Adding words in a language model

A novel approach was proposed to add some new words in an existing n-gram language model, based on a similarity measure between the new words to be added and words already present in the language model [47] . Based on a small set of sentences containing the new words and on a set of n-gram counts containing the known words (known for the current language model), we search for known words which have the most similar neighbor distribution (of the few preceding and few following neighbor words) to the new words. The similar words are determined through the computation of KL divergences on the distribution of neighbor words. The n-gram parameter values associated to the similar words are then used to define the n-gram parameter values of the new words.

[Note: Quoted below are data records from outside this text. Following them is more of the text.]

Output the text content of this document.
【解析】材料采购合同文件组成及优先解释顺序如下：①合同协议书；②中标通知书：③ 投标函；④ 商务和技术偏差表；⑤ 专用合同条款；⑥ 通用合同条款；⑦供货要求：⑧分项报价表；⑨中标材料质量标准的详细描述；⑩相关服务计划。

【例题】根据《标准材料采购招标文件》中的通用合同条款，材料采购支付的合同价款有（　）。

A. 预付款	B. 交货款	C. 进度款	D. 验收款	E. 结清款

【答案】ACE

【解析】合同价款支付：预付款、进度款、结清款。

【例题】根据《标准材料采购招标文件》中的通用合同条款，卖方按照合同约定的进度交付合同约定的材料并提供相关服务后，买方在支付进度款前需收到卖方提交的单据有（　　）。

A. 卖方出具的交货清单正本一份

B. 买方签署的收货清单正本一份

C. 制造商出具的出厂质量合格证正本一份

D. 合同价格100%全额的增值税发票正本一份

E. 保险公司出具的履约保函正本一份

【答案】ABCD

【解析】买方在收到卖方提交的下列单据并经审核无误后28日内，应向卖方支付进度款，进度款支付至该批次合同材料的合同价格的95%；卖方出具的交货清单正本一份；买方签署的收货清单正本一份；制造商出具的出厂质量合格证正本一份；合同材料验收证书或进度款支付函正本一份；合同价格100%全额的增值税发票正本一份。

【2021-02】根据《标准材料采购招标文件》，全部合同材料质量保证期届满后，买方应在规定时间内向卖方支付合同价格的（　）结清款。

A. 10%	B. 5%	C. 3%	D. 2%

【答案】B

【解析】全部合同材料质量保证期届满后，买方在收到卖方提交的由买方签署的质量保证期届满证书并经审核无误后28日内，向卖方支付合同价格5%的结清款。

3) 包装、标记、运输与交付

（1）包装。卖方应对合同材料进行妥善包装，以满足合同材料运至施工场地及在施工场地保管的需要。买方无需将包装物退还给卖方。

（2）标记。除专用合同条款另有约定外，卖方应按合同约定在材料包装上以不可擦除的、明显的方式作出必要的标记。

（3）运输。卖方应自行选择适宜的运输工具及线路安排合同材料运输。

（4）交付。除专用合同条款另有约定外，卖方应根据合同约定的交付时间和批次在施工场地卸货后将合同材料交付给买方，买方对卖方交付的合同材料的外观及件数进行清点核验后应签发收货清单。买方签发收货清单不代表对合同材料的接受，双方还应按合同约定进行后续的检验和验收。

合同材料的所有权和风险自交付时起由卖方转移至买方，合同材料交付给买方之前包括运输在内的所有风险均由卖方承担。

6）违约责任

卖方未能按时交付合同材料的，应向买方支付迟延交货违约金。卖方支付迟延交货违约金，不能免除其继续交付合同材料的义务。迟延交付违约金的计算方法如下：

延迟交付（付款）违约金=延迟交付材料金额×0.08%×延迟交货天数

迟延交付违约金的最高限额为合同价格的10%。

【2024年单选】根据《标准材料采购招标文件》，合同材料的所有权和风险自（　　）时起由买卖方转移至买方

Selecting data for training a language model

Large vocabulary language models for speech transcription are usually trained from large amounts of textual data collected from various sources, which are more or less related to the target task. Selecting data that matches the target task was investigated in this context [46] , this leads to a small reduction of the perplexity, and a smaller size of the resulting language model.

Music language modeling

Similarly to speech, music involves several levels of information, from the acoustic signal up to cognitive quantities such as composer style or key, through mid-level quantities such as a musical score or a sequence of chords. The dependencies between mid-level and lower- or higher-level information can be represented through acoustic models and language models, respectively. We pursued our pioneering work on music language modeling, with a particular focus on the modeling of long-term structure [12] . We also assessed the applicability of our prior work on joint modeling of note and chord sequences to new corpora of improvised jazz music, with the difficulty that these corpora are very small.

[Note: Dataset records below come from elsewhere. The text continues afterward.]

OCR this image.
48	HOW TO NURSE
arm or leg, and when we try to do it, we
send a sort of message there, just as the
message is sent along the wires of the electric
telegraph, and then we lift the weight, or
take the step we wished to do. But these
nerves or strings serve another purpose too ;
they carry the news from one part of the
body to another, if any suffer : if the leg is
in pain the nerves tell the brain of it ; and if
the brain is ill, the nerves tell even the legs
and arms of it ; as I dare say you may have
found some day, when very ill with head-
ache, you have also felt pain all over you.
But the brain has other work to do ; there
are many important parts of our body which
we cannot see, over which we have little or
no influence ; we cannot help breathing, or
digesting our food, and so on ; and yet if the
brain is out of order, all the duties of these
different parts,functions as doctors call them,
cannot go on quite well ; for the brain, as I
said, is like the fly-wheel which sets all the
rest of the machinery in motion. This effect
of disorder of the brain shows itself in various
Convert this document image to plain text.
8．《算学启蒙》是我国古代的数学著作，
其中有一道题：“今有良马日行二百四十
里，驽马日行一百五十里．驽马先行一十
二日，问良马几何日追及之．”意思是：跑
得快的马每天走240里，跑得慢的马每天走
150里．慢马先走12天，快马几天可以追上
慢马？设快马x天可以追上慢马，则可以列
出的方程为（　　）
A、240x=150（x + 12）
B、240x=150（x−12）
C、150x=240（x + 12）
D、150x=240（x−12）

Speech generation by statistical methods

Pathological voice transformation

With respect to pathological voice processing, a competing approach to signal processing techniques consists in recognizing the pathological voice in order to transform it in a text version that can be re-synthesized. Such an approach is currently being experimented, and preliminary results are quite encouraging [15] .

HMM-based synthesis

This year, we started working on HMM-based synthesis in the framework of a CMCU PHC project with ENIT (Engineer school at Tunis-Tunisia; cf. ). Two topics will be explored by two PhD students. The first topic deals with the building of an Arabic corpora along with the analysis of linguistic features which are relevant for the HMM-based synthesis of the Arabic language. The second topic deals with improving the quality of the HMM-based synthesis system. In parallel, we started applying the HTS system (HMM-based Speech Synthesis System) to the French language.